Rampersaud v. Hollingsworth, 456 N.J. Super. 502 (App. Div. 2018). The opening paragraph of this opinion by Judge Fisher well summarized the issue on this appeal, and the result. “In this appeal, a now-evicted tenant of a residential apartment, which he sublet to another, argues that only the subtenant, whose conduct generated the tenancy action, could be evicted. In affirming a judgment of possession, we reject the tenant’s strained interpretation of the Anti-Eviction Act, N.J.S.A. 2A:18-61.1(c), and conclude that an act of one permits the eviction of all.”
The second paragraph of the opinion noted that the Anti-Eviction Act lists as a ground for eviction proof of willful or grossly negligent conduct that “caused or allowed destruction, damage or injury to the premises.” The appealing tenant here “allowed” damage to the premises by the subtenant. That by itself might have justified affirmance.
But Judge Fisher went deeper. He quoted the statute as saying, more fully, that “No lessee or tenant or the assigns, under-tenants or legal representatives of such lessee or tenant may be removed by the Superior Court [from their residence] except upon establishment of one of the following grounds as good cause: …. c. The person has willfully or by reason of gross negligence caused or allowed destruction, damage or injury to the premises.” He noted that the use of “[t]he person” in subsection c. created potential ambiguity as to whether “the person” encompassed only the tenant, or others as well.
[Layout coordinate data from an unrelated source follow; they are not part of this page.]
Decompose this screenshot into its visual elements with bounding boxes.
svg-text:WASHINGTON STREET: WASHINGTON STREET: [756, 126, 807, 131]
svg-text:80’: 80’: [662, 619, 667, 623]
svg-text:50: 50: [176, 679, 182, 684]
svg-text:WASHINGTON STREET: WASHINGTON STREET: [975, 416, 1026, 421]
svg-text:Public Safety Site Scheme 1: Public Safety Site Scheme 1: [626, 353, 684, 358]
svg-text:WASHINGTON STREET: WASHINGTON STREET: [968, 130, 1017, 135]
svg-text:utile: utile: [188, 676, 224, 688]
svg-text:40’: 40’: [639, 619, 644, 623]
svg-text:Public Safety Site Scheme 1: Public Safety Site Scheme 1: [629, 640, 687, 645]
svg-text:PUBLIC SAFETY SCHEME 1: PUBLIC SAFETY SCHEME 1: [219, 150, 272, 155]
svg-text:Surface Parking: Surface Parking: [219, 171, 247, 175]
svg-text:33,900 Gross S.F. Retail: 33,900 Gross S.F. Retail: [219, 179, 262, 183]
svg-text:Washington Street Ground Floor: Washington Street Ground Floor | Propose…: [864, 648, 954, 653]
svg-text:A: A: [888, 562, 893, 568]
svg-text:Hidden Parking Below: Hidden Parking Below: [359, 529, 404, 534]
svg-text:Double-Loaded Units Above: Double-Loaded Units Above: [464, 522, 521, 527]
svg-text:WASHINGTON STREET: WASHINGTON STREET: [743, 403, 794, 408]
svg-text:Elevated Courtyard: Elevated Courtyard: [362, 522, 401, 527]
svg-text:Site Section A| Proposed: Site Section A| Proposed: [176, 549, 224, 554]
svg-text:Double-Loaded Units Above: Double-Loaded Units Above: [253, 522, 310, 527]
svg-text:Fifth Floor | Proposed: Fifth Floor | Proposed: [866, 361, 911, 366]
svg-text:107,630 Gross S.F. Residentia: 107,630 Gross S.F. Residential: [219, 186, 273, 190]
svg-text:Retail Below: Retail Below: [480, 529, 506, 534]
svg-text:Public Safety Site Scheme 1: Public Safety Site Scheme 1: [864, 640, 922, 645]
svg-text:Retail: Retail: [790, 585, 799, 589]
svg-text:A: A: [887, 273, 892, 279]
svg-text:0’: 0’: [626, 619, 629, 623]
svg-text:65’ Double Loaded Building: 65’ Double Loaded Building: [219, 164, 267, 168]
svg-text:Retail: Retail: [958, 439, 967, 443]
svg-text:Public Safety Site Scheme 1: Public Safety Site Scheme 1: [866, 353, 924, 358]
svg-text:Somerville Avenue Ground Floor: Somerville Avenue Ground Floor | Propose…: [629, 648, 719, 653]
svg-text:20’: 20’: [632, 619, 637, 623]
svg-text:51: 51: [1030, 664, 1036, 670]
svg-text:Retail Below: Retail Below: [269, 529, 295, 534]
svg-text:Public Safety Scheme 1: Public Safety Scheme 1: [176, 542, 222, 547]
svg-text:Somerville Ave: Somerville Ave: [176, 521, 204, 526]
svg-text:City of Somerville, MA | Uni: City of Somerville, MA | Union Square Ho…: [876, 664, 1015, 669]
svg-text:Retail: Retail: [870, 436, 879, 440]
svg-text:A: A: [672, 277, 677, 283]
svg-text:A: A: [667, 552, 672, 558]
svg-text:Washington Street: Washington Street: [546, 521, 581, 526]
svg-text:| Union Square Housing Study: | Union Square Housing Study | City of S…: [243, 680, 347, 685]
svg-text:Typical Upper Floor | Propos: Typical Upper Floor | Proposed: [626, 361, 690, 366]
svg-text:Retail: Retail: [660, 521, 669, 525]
The panel did not find it difficult to resolve that issue, however. Judge Fisher said that common sense and context left the Appellate Division “satisfied that the Legislature deliberately used ‘the person’ in N.J.S.A. 2A:18-61.1(c) in order to provide flexibility in the statute’s application and enforcement and that the Legislature intended a broad view of who or what might be “the person” whose actions bring about the event that triggers a ground for terminating a tenancy.” He concluded by saying that “[s]tated another way, we find nothing in the Anti-Eviction Act to suggest a court’s obligation to ensure that the rights of innocent co-occupiers are preserved and only actual wrongdoers are evicted.”
The tenant also argued that the landlord’s notice to quit was insufficient because it did not identify the cause of the damage. But that argument also failed. The notice described “the nature of the damage,” which all parties agreed was substantial enough to warrant eviction. And it was sent to both the tenant and the subtenant. Judge Fisher found it unreasonable that “in a case like this, a landlord must be put to the task of ascertaining who among multiple occupants was the precise cause of the damage, as the tenant’s argument suggests, particularly when, as here, the landlord wasn’t in privity with the occupant who caused the damage.”